One example of how groups can unwittingly amplify bad decisions is through something called a ‘social cascade’. Think about a typical decision a company board might have to make – whether to invest in venture A or venture B. Everyone is provided with information regarding these ventures and is free to go off and do some research and then come to a decision on their own. Statistically, if the group decision was the aggregate of the individual decisions, the group would come to a better decision than if everyone came back together and explained their decision to the group and decided between them. This is because if they take it in turn to reveal their decision to the group, some of the individuals will be unwittingly swayed by irrelevant information and some relevant information will be witheld due to social pressures. For example, George is first to reveal his decision and explains that he chose venture A. But George has missed something in his research and is in fact convinced of the wrong venture. Then it’s Jane’s turn to reveal her decision but Jane was actually undecided when she came into the room. After listening to George’s argument, she now decides to support his decision and go for venture A. But she doesn’t reveal to the group that based on her own research she was completely agnostic.

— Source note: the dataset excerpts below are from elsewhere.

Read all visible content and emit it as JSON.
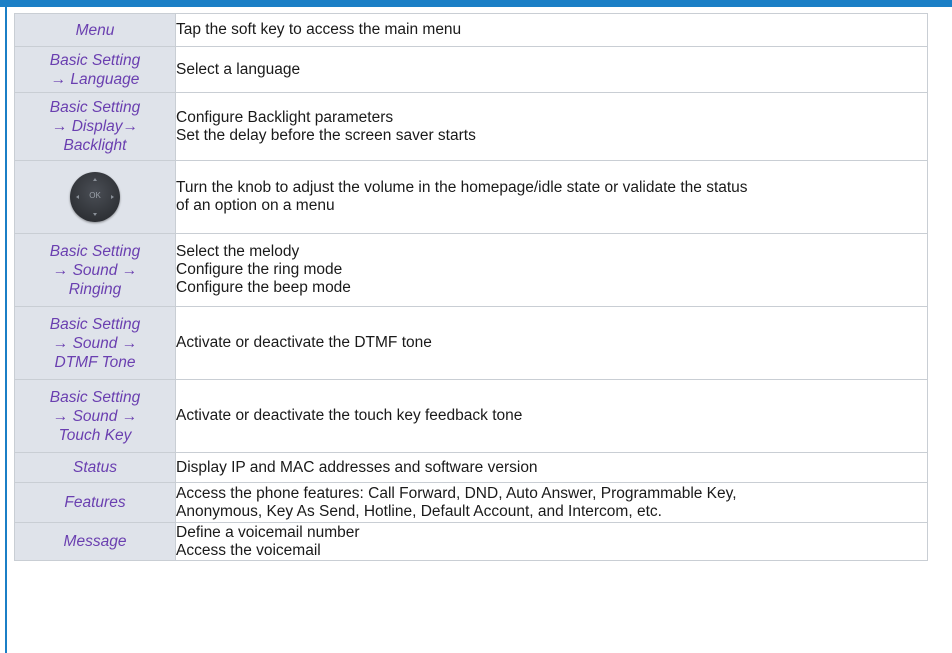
{
  "colors": {
    "accent_bar": "#1b7fc6",
    "label_cell_bg": "#dfe3ea",
    "label_text": "#6a3fb0",
    "description_text": "#1a1a1a",
    "border": "#c9ced4"
  },
  "table": {
    "rows": [
      {
        "label": [
          "Menu"
        ],
        "description": [
          "Tap the soft key to access the main menu"
        ]
      },
      {
        "label": [
          "Basic Setting",
          "→ Language"
        ],
        "description": [
          "Select a language"
        ]
      },
      {
        "label": [
          "Basic Setting",
          "→ Display→",
          "Backlight"
        ],
        "description": [
          "Configure Backlight parameters",
          "Set the delay before the screen saver starts"
        ]
      },
      {
        "label_icon": "ok-navigation-knob-icon",
        "knob_text": "OK",
        "description": [
          "Turn the knob to adjust the volume in the homepage/idle state or validate the status",
          "of an option on a menu"
        ]
      },
      {
        "label": [
          "Basic Setting",
          "→ Sound →",
          "Ringing"
        ],
        "description": [
          "Select the melody",
          "Configure the ring mode",
          "Configure the beep mode"
        ]
      },
      {
        "label": [
          "Basic Setting",
          "→ Sound →",
          "DTMF Tone"
        ],
        "description": [
          "Activate or deactivate the DTMF tone"
        ]
      },
      {
        "label": [
          "Basic Setting",
          "→ Sound →",
          "Touch Key"
        ],
        "description": [
          "Activate or deactivate the touch key feedback tone"
        ]
      },
      {
        "label": [
          "Status"
        ],
        "description": [
          "Display IP and MAC addresses and software version"
        ]
      },
      {
        "label": [
          "Features"
        ],
        "description": [
          "Access the phone features: Call Forward, DND, Auto Answer, Programmable Key,",
          "Anonymous, Key As Send, Hotline, Default Account, and Intercom, etc."
        ]
      },
      {
        "label": [
          "Message"
        ],
        "description": [
          "Define a voicemail number",
          "Access the voicemail"
        ]
      }
    ]
  }
}
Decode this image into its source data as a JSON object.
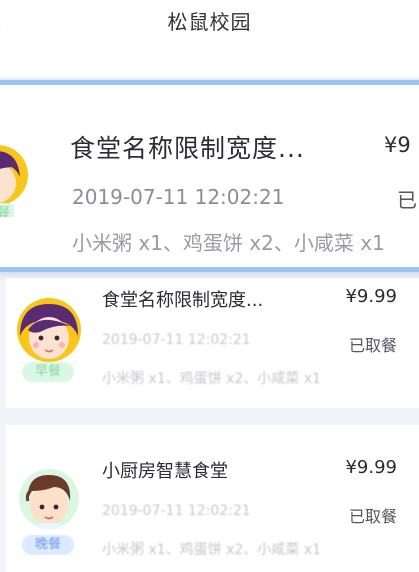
{
  "header": {
    "title": "松鼠校园"
  },
  "zoomed_order": {
    "canteen": "食堂名称限制宽度...",
    "price": "¥9",
    "time": "2019-07-11 12:02:21",
    "status": "已",
    "items": "小米粥 x1、鸡蛋饼 x2、小咸菜 x1"
  },
  "orders": [
    {
      "canteen": "食堂名称限制宽度...",
      "price": "¥9.99",
      "time": "2019-07-11 12:02:21",
      "status": "已取餐",
      "items": "小米粥 x1、鸡蛋饼 x2、小咸菜 x1",
      "meal": "早餐",
      "avatar": "girl-avatar-icon"
    },
    {
      "canteen": "小厨房智慧食堂",
      "price": "¥9.99",
      "time": "2019-07-11 12:02:21",
      "status": "已取餐",
      "items": "小米粥 x1、鸡蛋饼 x2、小咸菜 x1",
      "meal": "晚餐",
      "avatar": "boy-avatar-icon"
    }
  ],
  "colors": {
    "accent": "#9fc3f2",
    "breakfast_badge": "#d9f7e4",
    "dinner_badge": "#dde9ff",
    "avatar_yellow": "#f8c61a"
  }
}
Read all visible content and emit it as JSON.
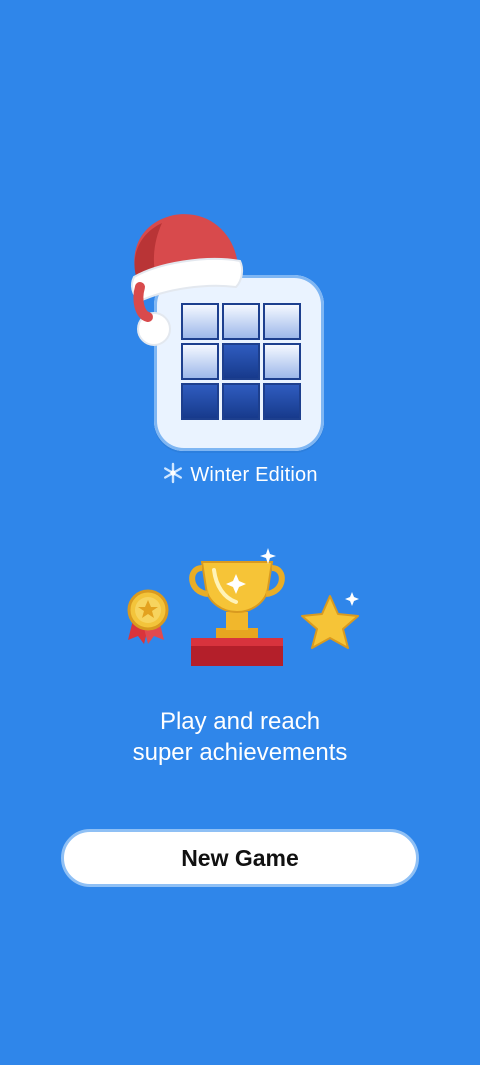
{
  "app": {
    "icon_name": "block-puzzle-icon",
    "hat_icon": "santa-hat-icon",
    "edition_icon": "snowflake-icon",
    "edition_label": "Winter Edition"
  },
  "achievements": {
    "icons": [
      "medal-icon",
      "trophy-icon",
      "star-icon"
    ]
  },
  "tagline": {
    "line1": "Play and reach",
    "line2": "super achievements"
  },
  "actions": {
    "new_game_label": "New Game"
  },
  "colors": {
    "background": "#2f86ea",
    "button_bg": "#ffffff",
    "button_text": "#111111"
  }
}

Now let’s say it’s Arthur’s turn and through his own research has some information that isn’t conclusive but is compelling for venture B. But Arthur currently thinks that two individuals have supported venture A. So he can either reveal his information and state his preference for venture B or he can go with the previous two, in which case the group is then in a social cascade.
In this case you might think that Aurthur is going to be completely uninfluenced by what’s happened before, but in reality, there’s a chance he will go against his own information and change his mind due to social influence. And in doing so, unwittingly he creates a chain reaction in the group that will amplify George’s initial error.”